Matrix multiplication performance

Recently, I was discussing the performance of matrix multiplication code with a former colleague. The code in question was taking rather a long time to multiply 2 reasonably sized matrices (1100×2300 and 2300×1100) together whereas an external maths library was somewhat quicker (think orders of magnitude) it led to wondering where the performance differences came from.

Quick Refresher

The multiplication of two matrices, m1 and m2, (Wikipedia) involves multiplying large numbers of numbers together. Each cell in the output matrix is the result of the multiplication of a row from m1 against a column from m2.

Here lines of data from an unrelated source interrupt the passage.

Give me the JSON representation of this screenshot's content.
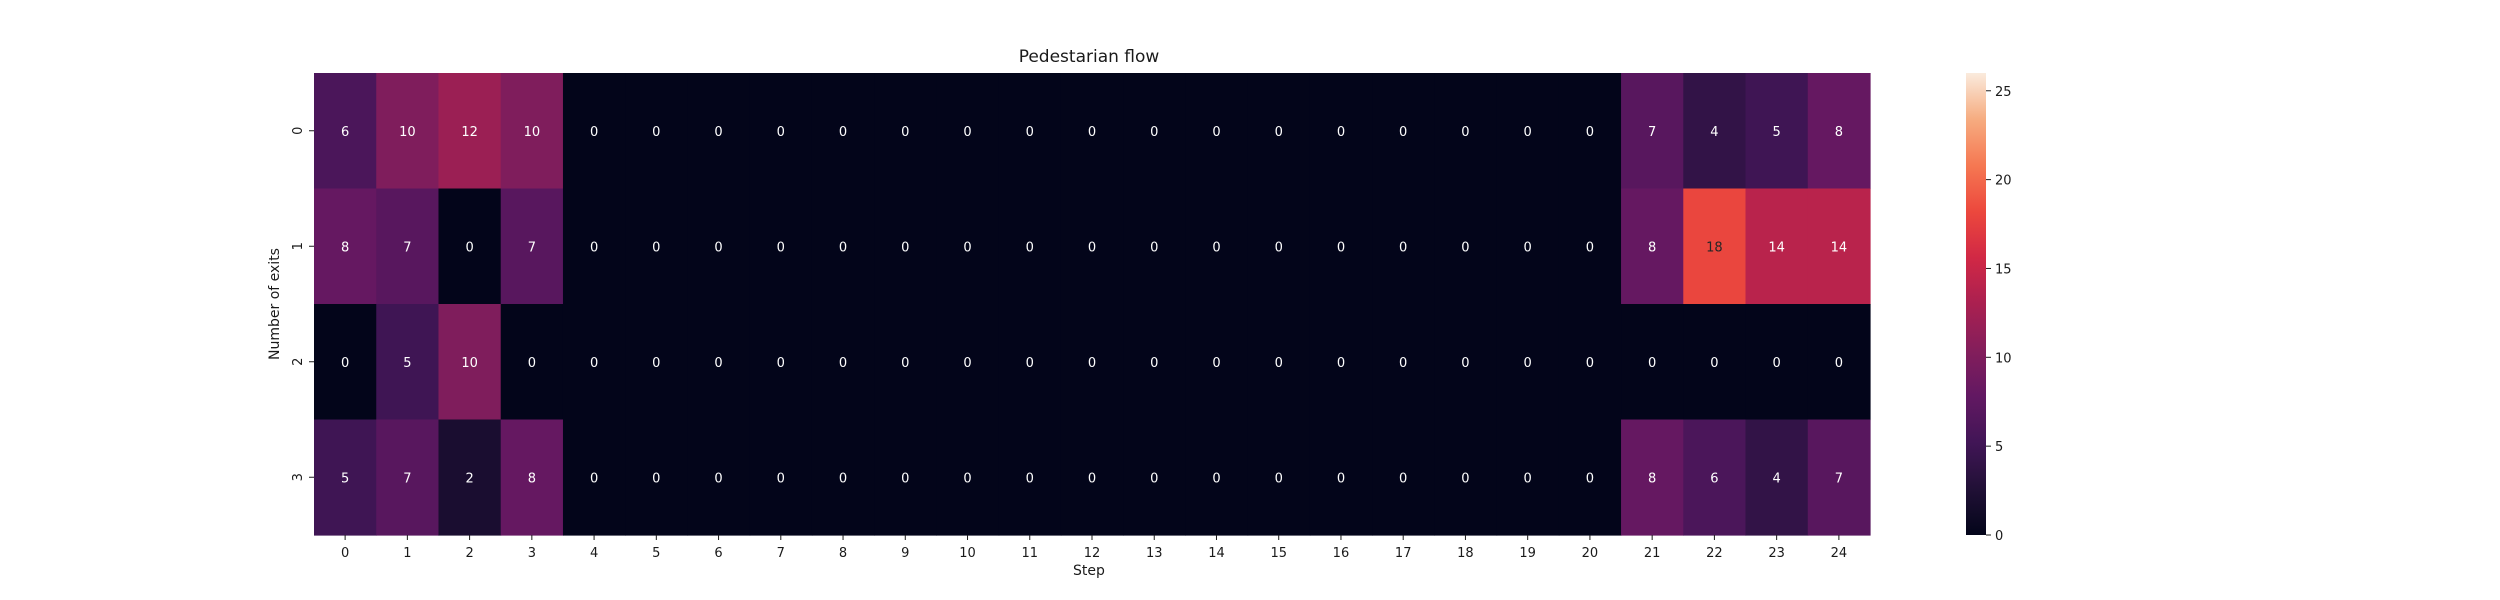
{
  "chart_data": {
    "type": "heatmap",
    "title": "Pedestarian flow",
    "xlabel": "Step",
    "ylabel": "Number of exits",
    "x_categories": [
      "0",
      "1",
      "2",
      "3",
      "4",
      "5",
      "6",
      "7",
      "8",
      "9",
      "10",
      "11",
      "12",
      "13",
      "14",
      "15",
      "16",
      "17",
      "18",
      "19",
      "20",
      "21",
      "22",
      "23",
      "24"
    ],
    "y_categories": [
      "0",
      "1",
      "2",
      "3"
    ],
    "values": [
      [
        6,
        10,
        12,
        10,
        0,
        0,
        0,
        0,
        0,
        0,
        0,
        0,
        0,
        0,
        0,
        0,
        0,
        0,
        0,
        0,
        0,
        7,
        4,
        5,
        8
      ],
      [
        8,
        7,
        0,
        7,
        0,
        0,
        0,
        0,
        0,
        0,
        0,
        0,
        0,
        0,
        0,
        0,
        0,
        0,
        0,
        0,
        0,
        8,
        18,
        14,
        14
      ],
      [
        0,
        5,
        10,
        0,
        0,
        0,
        0,
        0,
        0,
        0,
        0,
        0,
        0,
        0,
        0,
        0,
        0,
        0,
        0,
        0,
        0,
        0,
        0,
        0,
        0
      ],
      [
        5,
        7,
        2,
        8,
        0,
        0,
        0,
        0,
        0,
        0,
        0,
        0,
        0,
        0,
        0,
        0,
        0,
        0,
        0,
        0,
        0,
        8,
        6,
        4,
        7
      ]
    ],
    "colorbar": {
      "range": [
        0,
        26
      ],
      "ticks": [
        "0",
        "5",
        "10",
        "15",
        "20",
        "25"
      ],
      "colormap": "rocket"
    },
    "annotations": true,
    "grid": false
  }
}
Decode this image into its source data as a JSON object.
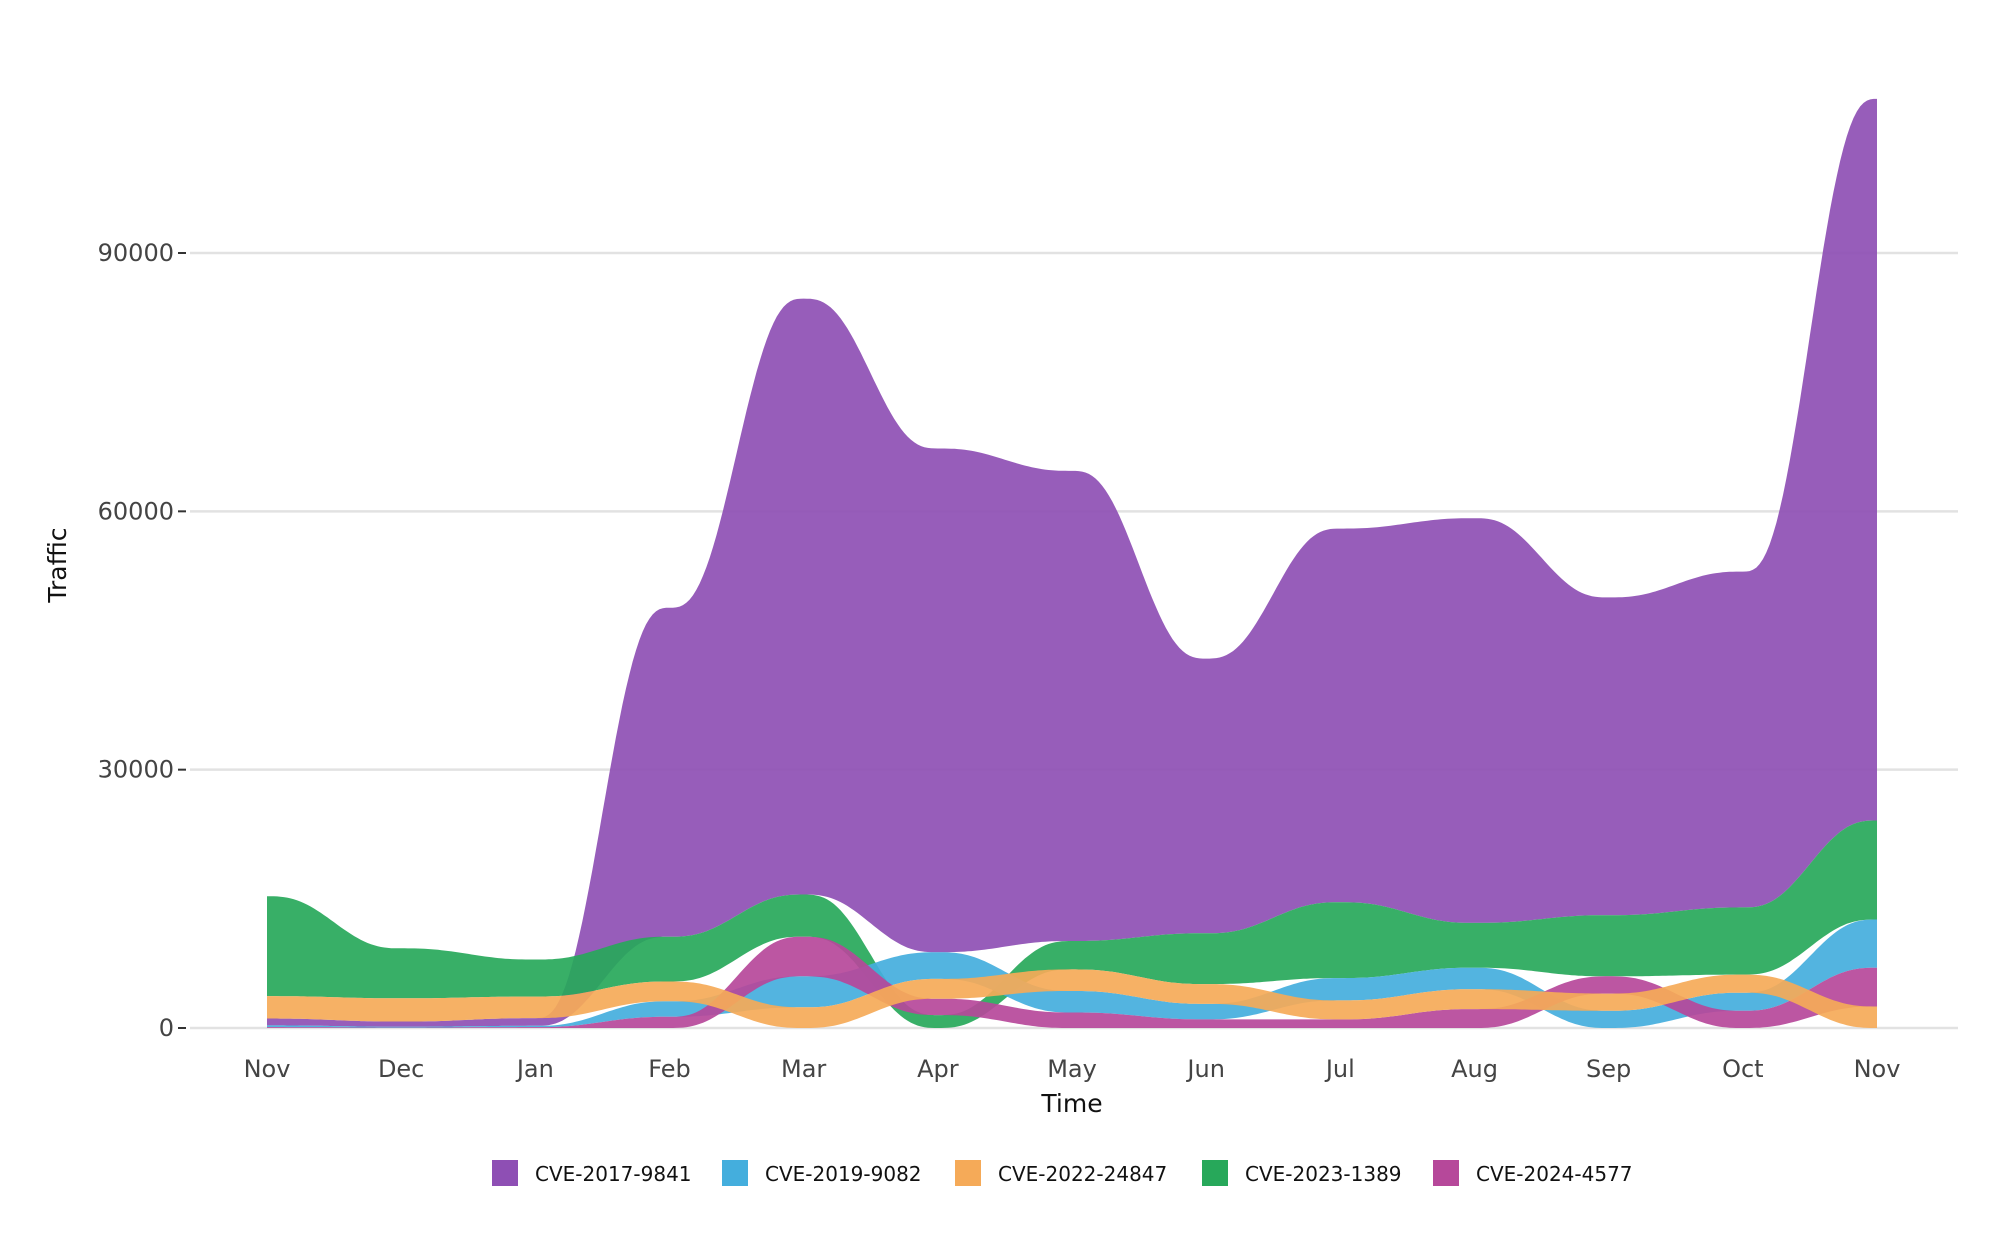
{
  "chart_data": {
    "type": "area",
    "subtype": "ranked-stacked-area",
    "title": "",
    "xlabel": "Time",
    "ylabel": "Traffic",
    "categories": [
      "Nov",
      "Dec",
      "Jan",
      "Feb",
      "Mar",
      "Apr",
      "May",
      "Jun",
      "Jul",
      "Aug",
      "Sep",
      "Oct",
      "Nov"
    ],
    "ylim": [
      0,
      110000
    ],
    "yticks": [
      0,
      30000,
      60000,
      90000
    ],
    "grid": "horizontal",
    "legend": "bottom",
    "series": [
      {
        "name": "CVE-2017-9841",
        "color": "#8e4fb4",
        "values": [
          800,
          600,
          900,
          38200,
          69200,
          58500,
          54600,
          31900,
          43400,
          47000,
          36900,
          39000,
          83800
        ]
      },
      {
        "name": "CVE-2019-9082",
        "color": "#44aedd",
        "values": [
          200,
          100,
          150,
          1800,
          3600,
          3100,
          2500,
          1800,
          2600,
          2500,
          2000,
          2100,
          5600
        ]
      },
      {
        "name": "CVE-2022-24847",
        "color": "#f5aa58",
        "values": [
          2600,
          2700,
          2500,
          2300,
          2400,
          2300,
          2500,
          2300,
          2200,
          2300,
          2000,
          2100,
          2500
        ]
      },
      {
        "name": "CVE-2023-1389",
        "color": "#27a85a",
        "values": [
          11600,
          5800,
          4300,
          5200,
          4900,
          1500,
          3300,
          5900,
          8800,
          5200,
          7100,
          7800,
          11500
        ]
      },
      {
        "name": "CVE-2024-4577",
        "color": "#b6489a",
        "values": [
          100,
          50,
          100,
          1300,
          4600,
          1900,
          1800,
          1000,
          1000,
          2200,
          2000,
          2000,
          4500
        ]
      }
    ]
  }
}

This multiplication work is inherently embarrassingly parallel (Wikipedia). However, for the purposes of this post, single threaded performance is being focused on.

Suggested Approaches

In order to generate the output matrix, multiple approaches can be used, including:

Generating each cell in the output matrix sequentially, i.e. multiplying a single row from m1 against a single column from m2, storing the result in the output and then moving to the next cell
Process each row from m1, subsequently looping through all columns in m2 for the appropriate row. The output matrix only containing valid entries on the final loop through

Each of these algorithms can also be made to work with SIMD intrinsics (Wikipedia).

Note that all the source code for these can be found at the GitHub link below.

Performance Figures

All timings were generated using an Intel i7-8700k @ 3.7GHz with DDR4 RAM @ 2400MHz. The input matrices were 1100×2300 and 2300×1100. This leads to ~2.78 billion multiplications (and associated additions) to be performed.

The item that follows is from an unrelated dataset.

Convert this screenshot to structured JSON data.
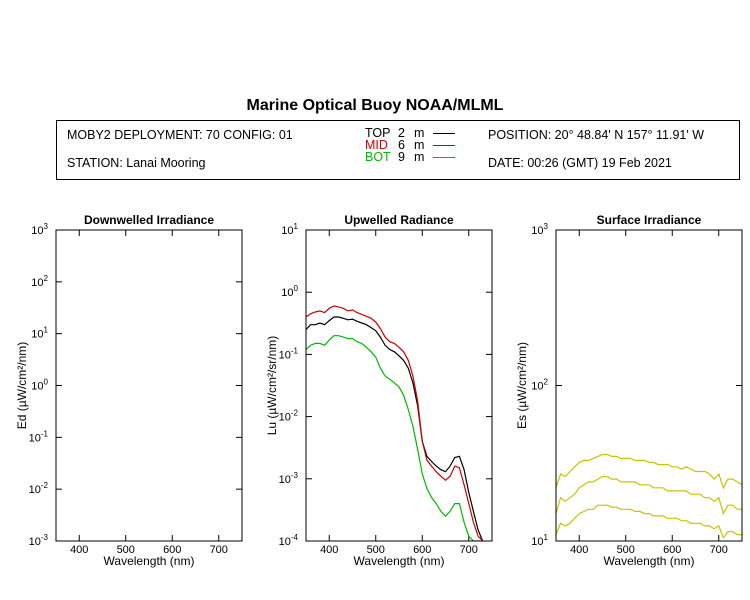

The timings for the algorithms were:

Algo #1 – 21.535s (0.13GFLOP/s)
Algo #2 – 1.009s (2.76GFLOP/s)

As we can see, the choice of algorithm makes a huge difference to the performance achieved. The scale factors at play here depend heavily upon the size of the input matrices. My assumption is that this is down to cache locality, but further analysis would be needed.

Looking at a SIMD (using AVX – 256bits) implementations, the following timings were observed:

Algo #1 – 2.745s (1.01GFLOP/s)
Algo #2 – 0.396s (7.01GFLOP/s)

Note that the SIMD implementations didn’t take advantage of any FMA instructions (Wikipedia). This is to ensure that the results were the same between architectures (avoiding rounding issues).

Conclusion

Many conclusions can be drawn from this data, including:

Using SIMD (algo #1) gives us an 8 times speed up (in this example) and therefore it’s worth it
Using a better algorithm and simple operators can give us even greater speed ups – ~20x
The combination of both good algorithms and the features available in the latest processors give us the best overall speed up – ~54x

It’s clear from the numbers that what matters most is choosing the appropriate algorithm and not the latest instruction set of choice.

Where used in conjunction with the appropriate algorithms SIMD instructions can further add performance, but as we’ve seen, their use alone is not a silver bullet especially.

Further Work

I’ve only run the code with floats and against 256bit wide SIMD instructions. A further piece of work to show the performance difference between using doubles instead of floats as well as the use of the later AVX512 instruction set would be interesting to see how performance could subsequently be improved.

Additionally, the use of CUDA (given the embarrassingly parallel nature of the problem) and the availability of graphics cards with high numbers of cores would lead to rather interesting performance (hopefully). Obviously the caveats about adding SIMD instructions to your code base would apply at an even greater level if talking about using GPUs rather than CPUs.

This work has also assumed that the matrices to be operated upon are fully populated. If this was not to be the case, then one could investigate the impact of using a sparse matrix representation to reduce the total number of calculations to be performed.